I'll be your mirror
performance people e site-specific ispirata da Bruceremo le città di Caterina Serra
di Ginevra Dolcemare insieme a Caterina Serra con Giovanni Pagnin suono: Giulio Polloniato
17.09.2023
Peggy Guggenheim Collection, Venezia
“Il rito è iniziare con la fine”. Cartoline scartate sospese a mezz’aria nel tonfo della palude. Si dice che il Grillo abbia intravisto una falce fare la barca sull’acqua. Si dice che la Volpe Nera sappia captare l’urbano porgendo l’orecchio ai pozzi. Si dice che sia lingua di amanti, cicale in auto ventilazione. Quale effetto provoca la parola d’amore? I’ll be your mirror è mossa da Bruceremo le città, romanzo inedito su Venezia di Caterina Serra.
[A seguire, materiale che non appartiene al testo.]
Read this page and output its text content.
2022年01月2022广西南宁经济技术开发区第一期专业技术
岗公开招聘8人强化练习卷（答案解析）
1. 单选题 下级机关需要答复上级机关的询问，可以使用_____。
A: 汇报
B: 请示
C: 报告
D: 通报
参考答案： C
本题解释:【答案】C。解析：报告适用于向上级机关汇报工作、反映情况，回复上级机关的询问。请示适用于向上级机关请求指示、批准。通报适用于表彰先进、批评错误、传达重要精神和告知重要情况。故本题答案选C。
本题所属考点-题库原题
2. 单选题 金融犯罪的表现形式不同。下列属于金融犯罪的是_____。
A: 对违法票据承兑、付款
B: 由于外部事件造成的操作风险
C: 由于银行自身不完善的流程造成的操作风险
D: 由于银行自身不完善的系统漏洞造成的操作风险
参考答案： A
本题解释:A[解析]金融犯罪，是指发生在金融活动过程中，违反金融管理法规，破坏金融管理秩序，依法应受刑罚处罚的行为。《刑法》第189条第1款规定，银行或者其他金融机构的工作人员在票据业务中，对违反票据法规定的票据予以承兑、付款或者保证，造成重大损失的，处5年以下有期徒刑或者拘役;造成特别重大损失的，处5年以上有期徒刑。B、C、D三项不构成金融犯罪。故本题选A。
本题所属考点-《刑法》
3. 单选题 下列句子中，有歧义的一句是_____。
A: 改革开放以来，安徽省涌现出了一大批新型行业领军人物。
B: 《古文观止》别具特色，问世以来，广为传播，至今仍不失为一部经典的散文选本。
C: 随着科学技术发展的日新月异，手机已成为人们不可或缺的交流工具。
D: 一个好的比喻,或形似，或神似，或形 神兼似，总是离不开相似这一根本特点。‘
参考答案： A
Giovanni Pagnin, il performateur dell’azione ne è l’illustratore. Tra visioni e soggettive sull’orlo del baratro, l’intervento per la terrazza di Canal Grande segue un andamento epistolare dove viene messa in discussione l’iper-rappresentazione del paesaggio, rimettendo al centro il corpo come vettore che tiene insieme passato e presente in quanto luogo futuro. Intempestivamente un orizzonte rosso si delinea: è strabico e simultaneo, nessuno l’avrebbe detto, qualcuno lo pronuncia ancora.
𝖨𝗇 𝗈𝖼𝖼𝖺𝗌𝗂𝗈𝗇𝖾 𝖽𝗂 𝖠𝗏𝗏𝖾𝗇𝗂𝗆𝖾𝗇𝗍𝗈#1 - 𝖣etto Mondo 𝖺 𝖼𝗎𝗋𝖺 𝖽𝗂 𝖤𝖽𝗈𝖺𝗋𝖽𝗈 𝖫𝖺𝗓𝗓𝖺𝗋𝗂. E𝗏𝖾𝗇𝗍𝗈 𝖼𝗈𝗇𝖼𝗅𝗎𝗌𝗂𝗏𝗈 𝖽𝖾𝗅𝗅𝖺 𝗆𝗈𝗌𝗍𝗋𝖺 𝘌𝘥𝘮𝘰𝘯𝘥𝘰 𝘉𝘢𝘤𝘤𝘪. 𝘓'𝘦𝘯𝘦𝘳𝘨𝘪𝘢 𝘥𝘦𝘭𝘭𝘢 𝘭𝘶𝘤𝘦.